The illness "variola" (small pocks) also known as "Blattern" could have terrible effects on people throughout the centuries. This illness was able to disfigure or blind people. All levels of society were affected. There was no cure so that the illness appeared every four to seven years. Children especially were targeted by the epidemic and Blattern could be one of the top causes for children's deaths. Naturally, parents and scientists were eager to find a cure.
Health care through the state was the most effective gauge against epidemics, such as small pox, yellow fever and others. The first guidelines came in the 5th century concerning cleanliness and morality. The first to implement health care were monasteries.
In the 12th century, with the growth of cities, the city administration became the dominant factor in implementing hospitals and the training of physicians. The example came from Italy where medical schools flourished. After training, doctors were hired by city administrators to also work in hospitals. Exemplary health care was practiced under the auspices of Großfürst Friedrich Wilhelm who issued an edict (Medizinaledikt) in 1685. Medical quorums and –orders served to protect people’s health. A so called “medical police” was established. The author Johann Peter Frank produced 6 volumes entitled “System einer vollständigen medicinischen Polizei“ between 1779 and 1821. His precepts of preventive medicine and hygiene measures had their impact into the 20th century.
It is believed that epidemics were spread through trading and other forms of human traffic as well as by roaming and infected soldiers. People involved in trading had to carry health passports.
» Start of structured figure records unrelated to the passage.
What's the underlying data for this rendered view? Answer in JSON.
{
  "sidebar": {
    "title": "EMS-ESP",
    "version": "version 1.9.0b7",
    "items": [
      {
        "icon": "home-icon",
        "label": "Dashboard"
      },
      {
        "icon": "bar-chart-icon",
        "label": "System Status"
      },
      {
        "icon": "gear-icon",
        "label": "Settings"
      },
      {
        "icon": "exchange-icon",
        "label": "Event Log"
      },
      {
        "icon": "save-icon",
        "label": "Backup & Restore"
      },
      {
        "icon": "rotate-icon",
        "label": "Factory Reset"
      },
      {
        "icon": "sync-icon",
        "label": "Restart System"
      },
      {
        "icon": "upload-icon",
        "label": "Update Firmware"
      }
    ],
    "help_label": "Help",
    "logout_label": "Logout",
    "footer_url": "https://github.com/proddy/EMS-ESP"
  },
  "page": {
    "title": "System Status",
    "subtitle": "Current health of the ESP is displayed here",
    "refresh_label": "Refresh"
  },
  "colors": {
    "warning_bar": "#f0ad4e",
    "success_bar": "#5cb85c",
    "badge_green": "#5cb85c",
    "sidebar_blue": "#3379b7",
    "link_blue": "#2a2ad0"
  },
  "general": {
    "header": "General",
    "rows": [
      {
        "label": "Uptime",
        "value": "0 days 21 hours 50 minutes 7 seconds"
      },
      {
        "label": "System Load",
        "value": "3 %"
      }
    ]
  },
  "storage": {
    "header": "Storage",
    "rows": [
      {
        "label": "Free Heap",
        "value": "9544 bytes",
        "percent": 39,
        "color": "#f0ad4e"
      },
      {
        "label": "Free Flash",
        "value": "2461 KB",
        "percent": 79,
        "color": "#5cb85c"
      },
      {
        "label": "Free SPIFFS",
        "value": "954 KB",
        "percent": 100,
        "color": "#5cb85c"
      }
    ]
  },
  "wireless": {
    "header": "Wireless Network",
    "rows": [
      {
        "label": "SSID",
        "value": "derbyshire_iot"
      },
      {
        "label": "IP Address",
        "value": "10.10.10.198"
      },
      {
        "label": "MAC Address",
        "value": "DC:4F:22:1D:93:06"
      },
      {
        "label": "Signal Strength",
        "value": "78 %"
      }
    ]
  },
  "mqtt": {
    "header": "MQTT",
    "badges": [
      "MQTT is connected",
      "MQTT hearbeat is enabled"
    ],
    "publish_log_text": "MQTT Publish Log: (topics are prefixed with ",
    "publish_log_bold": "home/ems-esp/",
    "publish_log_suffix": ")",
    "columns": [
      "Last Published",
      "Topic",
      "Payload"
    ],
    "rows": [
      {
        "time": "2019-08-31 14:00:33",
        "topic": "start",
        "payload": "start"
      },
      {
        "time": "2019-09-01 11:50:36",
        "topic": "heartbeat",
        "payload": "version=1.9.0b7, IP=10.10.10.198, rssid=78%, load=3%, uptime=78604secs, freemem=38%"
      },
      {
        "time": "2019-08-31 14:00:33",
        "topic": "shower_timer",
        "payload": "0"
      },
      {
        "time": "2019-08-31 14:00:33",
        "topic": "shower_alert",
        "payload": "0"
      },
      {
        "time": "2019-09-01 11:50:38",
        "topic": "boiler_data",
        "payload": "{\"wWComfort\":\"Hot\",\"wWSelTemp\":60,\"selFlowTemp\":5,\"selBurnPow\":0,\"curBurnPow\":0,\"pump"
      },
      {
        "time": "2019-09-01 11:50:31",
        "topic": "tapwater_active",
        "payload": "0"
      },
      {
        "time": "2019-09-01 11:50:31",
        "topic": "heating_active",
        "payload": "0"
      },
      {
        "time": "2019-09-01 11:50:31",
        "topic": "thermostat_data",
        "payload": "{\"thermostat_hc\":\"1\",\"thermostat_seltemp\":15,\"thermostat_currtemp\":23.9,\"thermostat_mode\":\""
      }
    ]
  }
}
Wars facilitated a wide spread danger of epidemics. Isolation of plague victims in so called “Pesthäuser” was intact since 1473. From the beginning 17th century on it became mandatory to report any outbreak of pestilence. By 1898 doctors in Bavaria were placed under obligation to report any disease. Similar regulations were in place in Baden. By reporting outbreaks the Prussian state prevented the bringing in of diseases from the East. Prussia concerned itself with fighting contagious diseases since 1764. They implemented inoculation for orphanages and children in poor houses as well as for the population in areas prone to epidemic outbreaks.
It is well known that the British doctor Jenner started vaccinating children with cow pox to achieve immunity, however, long before 1796 sporadic tests were made to immunize people. However, these experiments did not prove to be 100% successful and were known to have caused more harm in some instances than the Blattern themselves. The birthdate for vaccination against small pocks was the 14th May 1796. Jenner's "experiment" with cow pocks proved to be so successful that his methods quickly spread to the continent and was improved upon in the next decade. What pastors and doctors started, was picked up by the state and thus vaccination books sprang up everywhere. The entire population was listed, and carefully kept tabulations established of children who were not yet vaccinated and which were. There are remarks in such lists that those children who moved from a location to another were brought to the attention of the authorities if they had not been vaccinated.
Since 1820 the military was subjected to vaccination and from 1831 on received booster shots. What was mandatory for the military was not for the rest of the population.
In Bavaria inoculation existed for school children and numerous villages since 1807. People who avoided vaccination were fined or sentenced to prison. The vaccination campaign in Bavaria proved to be successful. In 65 years 8.25 Million inoculations occurred, 70.25% of newborns were registered. A vaccination mandate appeared in 1826 in Saxony.
However, vaccination was not adhered to across the board in Germany, partly because of relaxed attitudes or ignorance of booster shots on part of the administrations and partly because of resistance by the population. Consequently, outbreaks of contagious disease occurred again and again.
Before mandatory laws re. administration of vaccinations were established, a multifaceted array of people acted as inoculators, pastors, teachers, academic doctors and in Wuerttemberg even (archaic) surgeons (Wundärzte).
By April 1, 1875 the German inoculation law was installed. Each child had to be vaccinated before it entered school and receive a booster shot by age 12. Before people married or with each issuing of a Gesindedienstbuch (labor card) and with each change of residence, evidence of booster shots had to be produced.
Hess, Bärbel-Jutta. Seuchengesetzgebung in den Deutschen Staaten und im Kaiserreich vom ausgehenden 18. Jahrhundert bis zum Reichsseuchengesetz 1900 see http://archiv.ub,uni-heidelberg.de/volltextserver/volltexte/2010/10458/pdf/dissertation_15_02_10.pdf
Pocken - Seuchengeschichte http://www.gapinfo.de/gesundheitsamt/alle/seuche/infekt/virus/pocken/sg.htm
Zeitschrift für Niederdeutsche Familienkunde. Fritz Hopfgarten, Impfbücher und Familienforschung. page 170 pp.Heft 4/2009
Unfortenately, most vaccination books have not survived. After 30 years they found themselves in the shredders, in 1977 the last books were established, after which vaccination against small pocks was eliminated.
The catalog at the Family History Library www.familysearch has some Impflisten. To access them enter Impflisten at keyword search. The records contain the name of child, how old, name of father and when vaccinated.